Even if you're by no means a graphic artist, there is simple pleasure to be found playing with a pixel editor. What could be more satisfying than clicking your pointer to create large chunks of color, usually within a very limited grid of potential locations and an equally limited palette? It's the opposite of having too much choice, and even when you choose not to click save, your time is never wasted. Of course, at the other end of the talent scale, if you are capable of putting two decent pixels together, there's never been a better time to be into pixel art. The world of new retro gaming is hugely popular and features modern interpretations of old 8-bit hardware limitations within the confines of modern hardware. It's also surprisingly hard to create pixel art with a fully fledged editor like Gimp, because not only does it offer too much choice, pesky modern conveniences like anti-aliases, feathering, and dithering can often mess up your perfect creations.

For this reason, rx is an excellent choice of pixel editor. Its user-interface takes a lot of inspiration from the Vim text editor, which also means it's not obvious how to quit or do much of anything until you've read the help section. You need to learn just a few keyboard shortcuts, all of which are very similar to Vim's. There are visual (selection), insert (editing) and command (:) modes, and navigation is via H, J, K, and L. You can still use the mouse to select colors and to draw on the canvas, and a big feature in rx is animating your creations by pressing Return to create a new frame. Your animation will start to play, allowing you to draw updates in real time, much like animation in Deluxe Paint on the old Amiga. It's a great way to mess around, and if you're an artist, produce brilliant results while writing your game code in Vim!

Project Website

Rx's command mode lets you do many non-obvious things, like set a grid, manipulate pixels, and add to the palette.

Character art


As brilliant as rx is for editing pixels (see above), if you're looking for the definitive low-fi tool for creating images, you can't beat getting back to the native 1980s experience. On the various Commodore home computers of the early-mid 1980s, the VIC-20, Commodore 64, PET, and humble Plus/4, images weren't always made from pixels directly, but out of text characters. Back in the day, this was both a good way to save RAM and an easy way to create pictures without an image editor. Commodore even printed its esoteric character glyphs on the front of its keyboards, which meant any user at any skill level could get involved. And lots of people did, making the resulting PETSCII images, as they became known, synonymous with home-grown, typically BASIC-written games and demos.

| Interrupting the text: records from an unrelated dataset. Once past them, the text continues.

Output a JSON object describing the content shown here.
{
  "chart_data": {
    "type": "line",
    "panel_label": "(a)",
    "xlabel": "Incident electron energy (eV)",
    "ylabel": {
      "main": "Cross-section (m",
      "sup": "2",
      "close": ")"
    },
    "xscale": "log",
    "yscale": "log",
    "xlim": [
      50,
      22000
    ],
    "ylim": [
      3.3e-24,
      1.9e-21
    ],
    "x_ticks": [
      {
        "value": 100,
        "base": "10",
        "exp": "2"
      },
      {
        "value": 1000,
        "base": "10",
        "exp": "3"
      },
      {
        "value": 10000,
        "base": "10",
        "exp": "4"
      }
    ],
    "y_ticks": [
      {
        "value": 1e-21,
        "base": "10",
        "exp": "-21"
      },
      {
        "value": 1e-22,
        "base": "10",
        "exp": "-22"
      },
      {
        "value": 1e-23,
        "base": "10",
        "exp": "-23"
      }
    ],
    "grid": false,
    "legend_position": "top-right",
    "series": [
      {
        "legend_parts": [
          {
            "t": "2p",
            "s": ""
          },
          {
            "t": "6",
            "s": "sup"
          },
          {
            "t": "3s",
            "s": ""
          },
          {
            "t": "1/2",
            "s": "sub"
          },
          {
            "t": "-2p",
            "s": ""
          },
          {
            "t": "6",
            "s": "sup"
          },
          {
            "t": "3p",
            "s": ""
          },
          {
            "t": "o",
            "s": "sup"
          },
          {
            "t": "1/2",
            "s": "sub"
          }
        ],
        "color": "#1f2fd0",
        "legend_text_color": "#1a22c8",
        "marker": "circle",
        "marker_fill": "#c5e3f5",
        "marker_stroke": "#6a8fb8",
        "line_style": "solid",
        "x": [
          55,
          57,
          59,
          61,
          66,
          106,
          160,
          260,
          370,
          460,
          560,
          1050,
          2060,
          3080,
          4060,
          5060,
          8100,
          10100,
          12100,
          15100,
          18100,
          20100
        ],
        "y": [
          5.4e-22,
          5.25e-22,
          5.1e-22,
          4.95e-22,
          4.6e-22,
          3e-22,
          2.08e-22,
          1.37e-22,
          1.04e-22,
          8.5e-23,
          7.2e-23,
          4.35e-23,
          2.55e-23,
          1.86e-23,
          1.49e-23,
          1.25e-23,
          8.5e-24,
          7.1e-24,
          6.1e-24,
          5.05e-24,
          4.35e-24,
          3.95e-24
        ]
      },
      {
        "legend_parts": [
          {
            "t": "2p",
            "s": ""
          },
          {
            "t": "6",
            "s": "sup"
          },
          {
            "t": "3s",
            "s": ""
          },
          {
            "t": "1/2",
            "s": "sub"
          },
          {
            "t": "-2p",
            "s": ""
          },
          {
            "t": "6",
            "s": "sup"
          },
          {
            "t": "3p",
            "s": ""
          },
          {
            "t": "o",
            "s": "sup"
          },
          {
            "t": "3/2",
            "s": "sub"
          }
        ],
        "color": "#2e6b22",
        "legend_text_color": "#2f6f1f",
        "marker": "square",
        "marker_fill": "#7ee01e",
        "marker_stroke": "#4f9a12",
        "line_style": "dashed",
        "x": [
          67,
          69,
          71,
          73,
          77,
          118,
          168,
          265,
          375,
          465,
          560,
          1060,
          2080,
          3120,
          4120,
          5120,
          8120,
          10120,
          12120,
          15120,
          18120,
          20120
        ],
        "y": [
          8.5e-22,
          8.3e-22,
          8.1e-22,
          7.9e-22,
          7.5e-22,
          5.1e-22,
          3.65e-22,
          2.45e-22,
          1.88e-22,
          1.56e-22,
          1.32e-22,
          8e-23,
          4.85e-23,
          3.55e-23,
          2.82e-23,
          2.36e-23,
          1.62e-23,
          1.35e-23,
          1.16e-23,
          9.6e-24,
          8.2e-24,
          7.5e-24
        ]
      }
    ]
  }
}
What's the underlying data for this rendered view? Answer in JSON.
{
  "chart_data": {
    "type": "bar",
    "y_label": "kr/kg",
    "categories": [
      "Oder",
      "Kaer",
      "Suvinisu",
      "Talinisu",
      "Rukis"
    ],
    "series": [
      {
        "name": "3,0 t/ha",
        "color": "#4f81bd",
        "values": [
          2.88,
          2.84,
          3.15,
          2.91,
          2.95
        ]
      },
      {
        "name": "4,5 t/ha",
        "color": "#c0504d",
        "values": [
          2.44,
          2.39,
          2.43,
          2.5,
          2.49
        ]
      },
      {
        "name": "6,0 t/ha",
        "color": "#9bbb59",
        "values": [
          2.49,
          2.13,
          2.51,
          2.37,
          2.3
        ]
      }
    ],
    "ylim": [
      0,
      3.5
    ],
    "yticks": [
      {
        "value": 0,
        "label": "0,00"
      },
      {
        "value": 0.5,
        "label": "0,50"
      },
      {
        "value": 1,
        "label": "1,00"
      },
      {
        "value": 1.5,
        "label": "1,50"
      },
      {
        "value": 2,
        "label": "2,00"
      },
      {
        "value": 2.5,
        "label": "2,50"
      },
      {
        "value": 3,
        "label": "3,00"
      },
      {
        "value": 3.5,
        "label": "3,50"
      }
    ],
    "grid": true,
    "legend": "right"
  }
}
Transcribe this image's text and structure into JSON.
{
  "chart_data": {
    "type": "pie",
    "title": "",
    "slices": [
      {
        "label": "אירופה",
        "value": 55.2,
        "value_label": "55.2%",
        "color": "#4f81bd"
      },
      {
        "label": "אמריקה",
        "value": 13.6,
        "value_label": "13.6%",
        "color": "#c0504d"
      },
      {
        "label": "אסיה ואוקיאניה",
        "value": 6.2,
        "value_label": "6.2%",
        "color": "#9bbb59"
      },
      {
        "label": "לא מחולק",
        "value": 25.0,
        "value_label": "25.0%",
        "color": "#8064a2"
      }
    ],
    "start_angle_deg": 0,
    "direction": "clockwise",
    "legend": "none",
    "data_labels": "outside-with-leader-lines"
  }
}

Decades later, getting access to PETSCII characters to be able to create images on modern hardware was challenging. However, a brilliant application called Petmate has finally made it easy. When launched, its color palette and design is utterly reminiscent of the Commodore 64 after a reset, complete with its character set on the right and an empty Commodore screen on the left. You can start drawing by simply selecting a color, then a character, and then by clicking and drawing in the main view. Unlike drawing with a regular brush, these characters work best when they're well placed alongside other specific characters, and this is where PETSCII requires more skill than creating similar images with a normal pixel editor. However, it does mean you will be able to export your images to work on real hardware, and while the default character set is directly from Commodore's ROM, you're free to change it, as well as the palette, to create your own set of new limitations.

Project Website

Export your Commodore 64 character images as a PRG executable, or assembler code to run on the real hardware.